On 02/18/2014 01:36 PM, Ian McNicoll wrote:
> As I understand it, the idea of the ENTRY sub-classes was to remove
> some of this variability in the top-level patterns and strike some
> sort of balance between your two contradictory wishes.
I don't think so.

It is the wish, I know, of all working on Health-ICT-projects/standards 
that their standard will serve the whole world, or at least an important 
part of it.

Because if that happens, all the interoperability problems are gone.

This strong wish motivates many decisions, which, after some time, need 
to be adjusted.

For example, in the OpenEHR, the idea was that CKM would serve the world 
with archetypes, and there would be no need of a strong 
archetypeId-system, because, all archetypes ever to be taken seriously 
were in CKM.
Now it is recognized that this is not the case, and the proposition 
regarding archetypeIds changed.

Now, I can read between your lines that variability should not occur. It 
should be avoided.
This reflects the same old wish for one standard for all.

But not to focus on you, not to focus on you or OpenEHR, just because 
this is close on this list. It happens in all other 
standard-communities. It happens everywhere where they define standards.
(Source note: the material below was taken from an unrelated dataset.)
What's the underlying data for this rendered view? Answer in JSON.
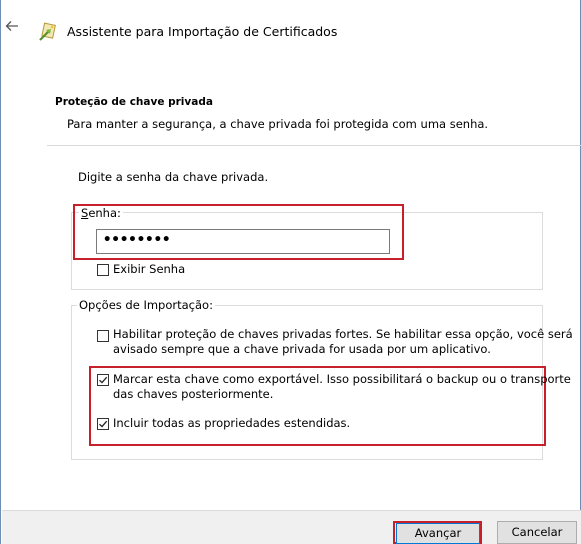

Maybe you know the joke, I told it a few times:

Andrea: Sigh, there are 51 HL7 standards, this is bad. I am going to 
solve that, I will create a new HL7 standard which will make all others 
obsolete.
Few months later....
Carlos: Sigh, there are 52 HL7 standards, this is bad. I am going to 
solve that, I will create a new HL7 standard which will make all others 
obsolete.
Few months later....
Francis: Sigh, there are 53 HL7 standards, this is bad. I am going to 
solve that, I will create a new HL7 standard which will make all others 
obsolete.

A world that speaks one language and sings Song of Joy before sleeping 
will not happen. There will be variability, there will be a free market, 
there will be free software development, there will be good and bad 
frameworks. This will always be.

The best we can do is provide means on which good things can come 
forward and the world has a chance here and there to do better.

By the way, do they in the UK still use British Standard Whitworth?